Do you know?  In Virginia we have Webb or Warner. But they are U.S. Senators.  I mean your state Senators.  I’m sad to say that I live in Fairfax County, Virginia and didn’t even know who my state Senator is and I’m a political junky.

Sadly, like most folks, we don’t focus on our state Senators.  In Virginia they’re elected every four years, versus our Representatives (technically Delegates) that are elected every two years.  Some don’t even pay attention whatsoever to either.  We focus on those who represents us in Washington.  Perhaps we should find out.
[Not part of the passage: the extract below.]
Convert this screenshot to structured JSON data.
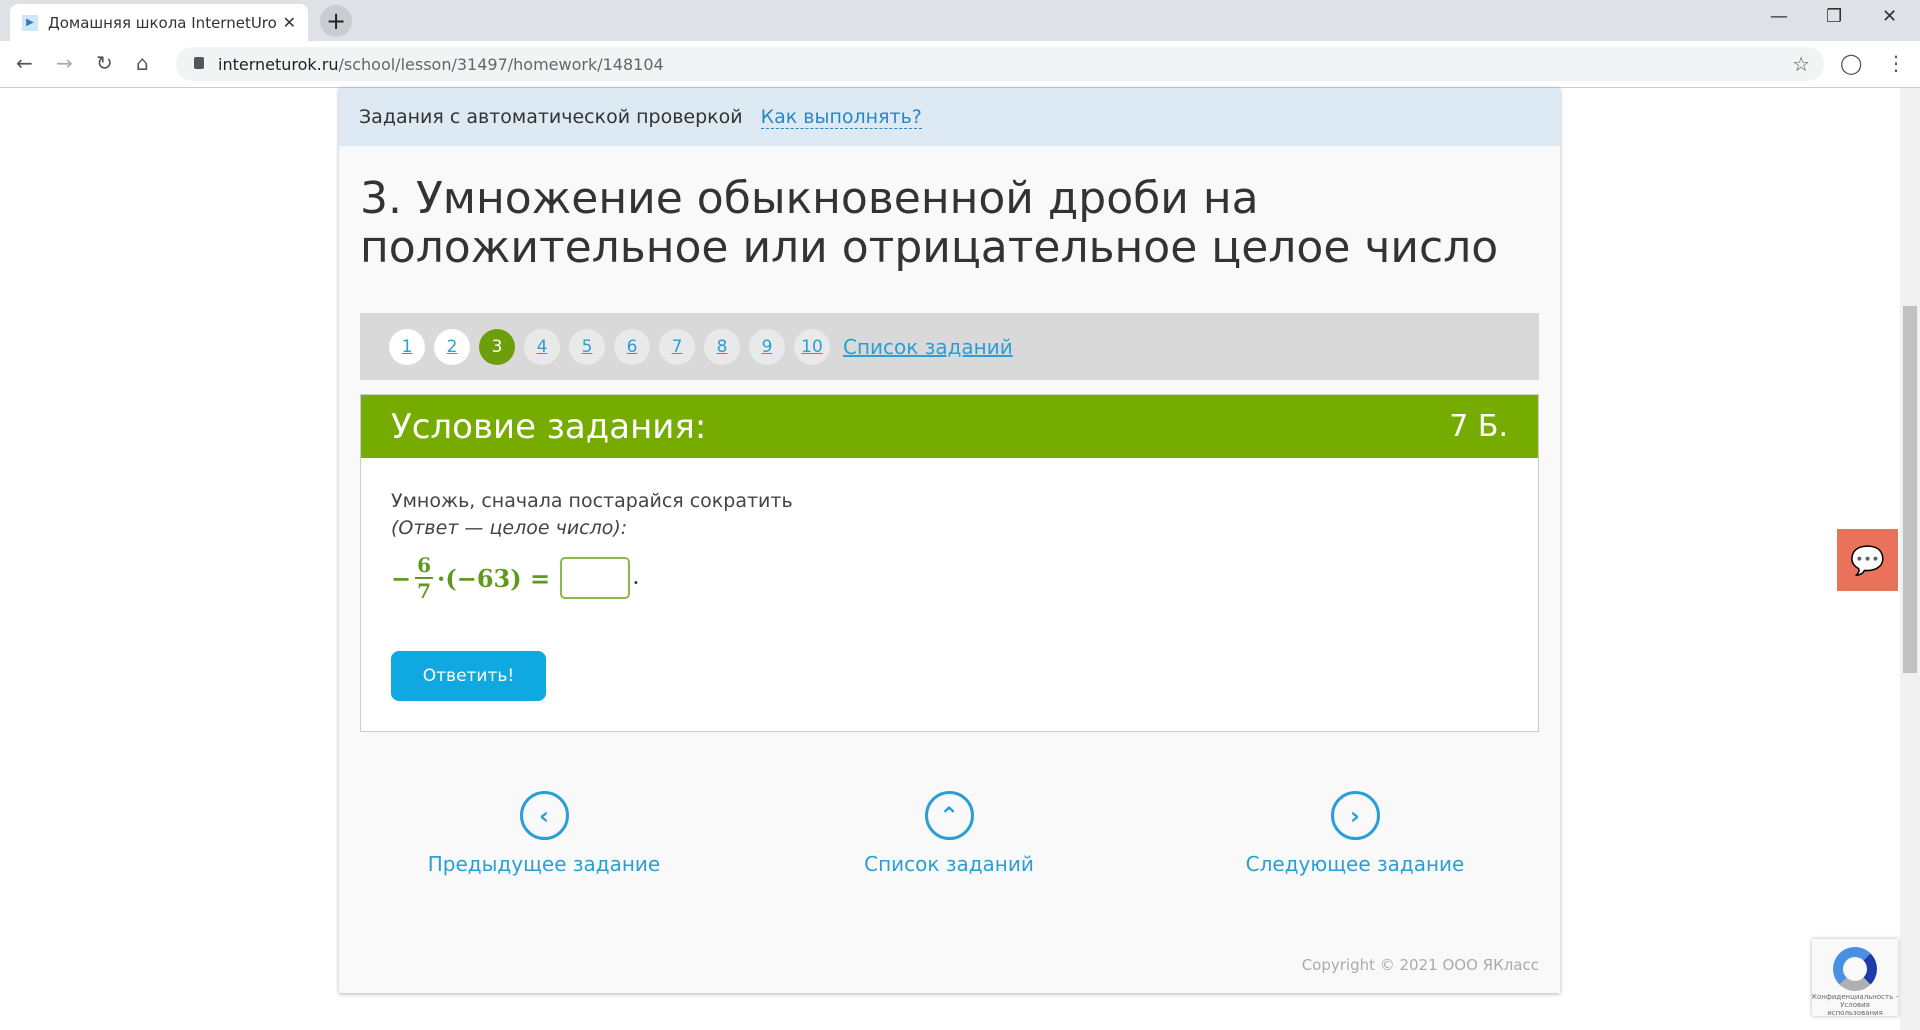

Virginia’s General Assembly, our own version of the Congress, is made up of two bodies: the House of Delegates and the Senate.  There are more than twice as many Representatives as Senators; 90 to 100 Delegates and 33 to 40 Senators.  Because of the differences, you cannot compare Senate districts to House districts.  A Senate district is an odd carve out of from numerous House districts, the process of which is a closed-door mystery in itself.  However, if you live in Arlington, and since I’m the Arlington Political Buzz Examiner, I’m going to inform you that your state Senator is either Patricia S. Ticer or Mary Margaret Whipple.  Both of which are Democrats.

With some research, I found that I’m located in Senate District 37, and my state Senator is David W. Marsden; also a Democrat.  Help, I’m surrounded!  With all due respect to the Honorable Mr. Marsden, I don’t ever remember hearing his name.  It’s both embarrassing and interesting at the same time.  Interesting in that Mr. Marsden slipped right through without me even noticing him.  I guess that’s sad as well.  I will make it a point to pay more attention in the future.

So, why all the sudden interest in state Senators?  Simple.  All you need to do is take a look at what’s going on in Wisconsin.  14 state Senators in Wisconsin have high-tailed it to Illinois to prevent the state Senate from having a sufficient quorum to do business.  The law in Wisconsin, as in all states and the federal legislature, require that a certain percentage of the voting members be present to conduct business.  The 14 AWOL state Senators in Wisconsin happens to be the exact number needed to ensure an insufficient quorum to vote on the Governors public employee benefits and collective bargaining restrictions.  No, I’m not arguing the merits of what the Governor or the majority is attempting to do here.  That would be another article.  I’m simply stating the facts.  And all the while they’re in hiding they are drawing their state paychecks.  So the people of Wisconsin are paying them to be in hiding.

Sometimes, when you don’t have the numbers, you’re going to lose the war.  The Republicans in Congress saw that last year on Obamacare and the Democrats in Congress saw it this year in the repeal.  It’s the nature of our democracy.  Laws are passed by the majority, though procedural efforts can also influence whether a vote can even be taken.  But is fleeing from your responsibilities an acceptable course of action?   If Ms. Ticer or Ms. Whipple headed off to Baltimore to avoid voting on a matter in Richmond, would you find that acceptable?  Even if you’re dead set against the passage of a bill, don’t you believe your elected state officials have a responsibility to stand up and be counted?  Or is disappearing to prevent a sufficient quorum an acceptable move?

Today a new effort has begun to sweep the state of Wisconsin.  Some folks in senatorial districts are beginning recall efforts.  An effort to recall state Sen. Dave Hansen kicked off Saturday with hundreds of supporters and opponents gathering on the far northwest side of Green Bay.  Those in favor of recall outnumbered supporters of Senator Hansen more than 3 to 1.

Sometimes you win.  Sometimes you lose.  That’s the name of the game when it comes to politics.  When Governor Walker ran, he made it clear exactly what his plans were to bring the state budget under control.  He now may be faced with having to lay off a significant number of teachers and other employees.  Rather than shirking their responsibilities and hiding away, win, lose or draw, you have to be in the battle or you’re forfeiting the rights of your constituents.   And when the 1200 or so pink slips go out, while the 14 Democrats sip Margaritas by a pool in Chicago, who is looking out for their interests?  Recall them all.  Sometimes the effects of a loss can be mitigated, however hiding from a crisis only demonstrates the worst of politics and that is cowardice.